This series takes you from zero to hero with the latest and greatest cloud data warehousing platform, Snowflake.
If there has been a lot of hype around how Tableau and Snowflake work so well together, it’s simply because they do! Tableau is a modern BI platform that enables powerful, self-service analytics in a continuously visual process to uncover rapid business insights. Snowflake is a true SaaS multi-cluster modern cloud data platform that enables instant elastic scalability for unlimited concurrent users. It’s a match made in data heaven! If BI technologies could get married, InterWorks would perform the ceremony:
Obviously, these tools are not mutually exclusive to each other. By my last count, Tableau has over 80 native connectors to different types of data sources. And you can report out of Snowflake using almost whatever BI tool you want. But there is a world of difference between something that works and a solution that is best. In our opinion, Tableau + Snowflake is best.
Unlike other articles in this series, we will be shifting gears here to address the topic from the perspective of a Tableau user who wants to know, “Why Snowflake?”. For those who are Snowflake customers wondering why Tableau is the #1 visual analytics tool in the world, there are plenty of other articles on the InterWorks blog that help provide answers.
Optimized for Analytical Queries
Snowflake is a modern cloud data platform that is optimized for analytical queries. It is so optimized that you are encouraged to use live connections to Snowflake from Tableau rather than extracts.
Columnar Database: Most traditional on-prem databases are row-oriented rather than column-oriented, and columnar databases are much better suited for analytical queries. When data is loaded into Snowflake, Snowflake reorganizes that data into its internal optimized, compressed, columnar format.
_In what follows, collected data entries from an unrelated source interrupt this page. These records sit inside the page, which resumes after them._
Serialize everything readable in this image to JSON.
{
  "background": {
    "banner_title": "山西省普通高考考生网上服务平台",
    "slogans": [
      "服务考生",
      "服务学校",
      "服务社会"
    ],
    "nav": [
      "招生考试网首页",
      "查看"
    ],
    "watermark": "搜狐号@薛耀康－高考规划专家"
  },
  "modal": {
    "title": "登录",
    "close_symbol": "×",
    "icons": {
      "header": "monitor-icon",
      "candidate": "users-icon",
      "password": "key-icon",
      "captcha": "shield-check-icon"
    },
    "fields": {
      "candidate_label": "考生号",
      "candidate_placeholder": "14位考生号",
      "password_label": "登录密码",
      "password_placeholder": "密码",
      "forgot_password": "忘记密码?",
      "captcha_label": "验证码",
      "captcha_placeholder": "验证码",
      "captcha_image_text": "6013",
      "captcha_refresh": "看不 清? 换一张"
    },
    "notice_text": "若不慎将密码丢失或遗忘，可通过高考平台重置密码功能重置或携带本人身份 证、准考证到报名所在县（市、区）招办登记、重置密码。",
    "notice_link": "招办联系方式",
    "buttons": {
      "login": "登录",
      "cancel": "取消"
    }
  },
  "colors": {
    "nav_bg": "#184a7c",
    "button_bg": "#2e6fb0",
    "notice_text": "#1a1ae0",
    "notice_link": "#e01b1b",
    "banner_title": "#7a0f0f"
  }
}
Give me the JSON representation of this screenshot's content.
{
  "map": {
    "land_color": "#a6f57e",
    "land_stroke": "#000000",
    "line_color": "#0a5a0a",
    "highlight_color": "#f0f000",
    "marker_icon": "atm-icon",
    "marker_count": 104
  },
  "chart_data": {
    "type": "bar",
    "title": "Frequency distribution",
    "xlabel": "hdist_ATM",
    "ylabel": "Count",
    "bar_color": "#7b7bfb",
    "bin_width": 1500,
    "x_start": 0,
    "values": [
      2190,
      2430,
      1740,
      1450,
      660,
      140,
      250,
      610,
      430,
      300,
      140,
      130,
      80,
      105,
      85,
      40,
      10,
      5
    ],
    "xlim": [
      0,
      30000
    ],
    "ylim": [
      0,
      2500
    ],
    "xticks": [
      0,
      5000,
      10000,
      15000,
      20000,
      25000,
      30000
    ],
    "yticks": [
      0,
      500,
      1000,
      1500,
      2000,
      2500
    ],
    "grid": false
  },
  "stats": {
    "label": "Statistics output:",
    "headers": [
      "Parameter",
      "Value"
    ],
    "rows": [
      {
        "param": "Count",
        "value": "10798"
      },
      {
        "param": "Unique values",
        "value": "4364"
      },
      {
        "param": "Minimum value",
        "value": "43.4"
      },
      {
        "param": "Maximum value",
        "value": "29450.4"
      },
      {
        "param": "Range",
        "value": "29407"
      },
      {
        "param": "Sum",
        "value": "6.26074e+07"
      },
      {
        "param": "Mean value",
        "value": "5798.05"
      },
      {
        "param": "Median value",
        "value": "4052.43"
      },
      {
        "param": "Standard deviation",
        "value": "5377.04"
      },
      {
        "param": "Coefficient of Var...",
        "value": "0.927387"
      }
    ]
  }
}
This makes aggregations perform much faster. Querying a row-oriented table typically involves pulling all the data into memory, so it can parse through which values should be used from which columns.
Micro-partitions: In Snowflake, tables are not physically stored but rather are logical representations of small files in cloud storage called micro-partitions. Why does this matter when querying the database? Because the query can be further “pruned,” not just based on which columns get used but also on which micro-partitions are used based on the filtering. If you want to SELECT A, B, C FROM table WHERE C=1 then you will only have to query the micro-partitions where C=1:
Result Caching: Snowflake has three layers of result caching, but the key thing for a Tableau user to know is that query results are cached for 24 hours at the cloud services metadata layer, so if you run the same query within a day, the results will snap right back without using any compute resources. Running the same query again will reset the 24-hour timer on the cache. For Tableau users clicking around on a dashboard and bouncing back and forth between filters, this will dramatically enhance the user experience. Big surprise—databases like SQL Server or flat file sources like Excel do not have any query result caching, so a user clicking around a dashboard could be running the same queries again multiple times:
Zero Query Administration: Unlike its competitors in the modern data platform space, Snowflake does not have any indexing, partitioning, vacuuming or distribution keys. The goal is simplicity and removing the headache of administering when it comes to performance-tuning queries. This is made possible via the unique micro-partition architecture mentioned above which essentially clusters the data automatically. Tuning is not required or recommended for any tables under a terabyte, allowing Tableau users to worry about analytics rather than performance.
Elastic Scaling for Seamless Performance
Snowflake is a true multi-cluster cloud data platform that can elastically scale up or out. Its ability to ramp up computing power and eliminate concurrency issues further support making live connections to Snowflake from Tableau.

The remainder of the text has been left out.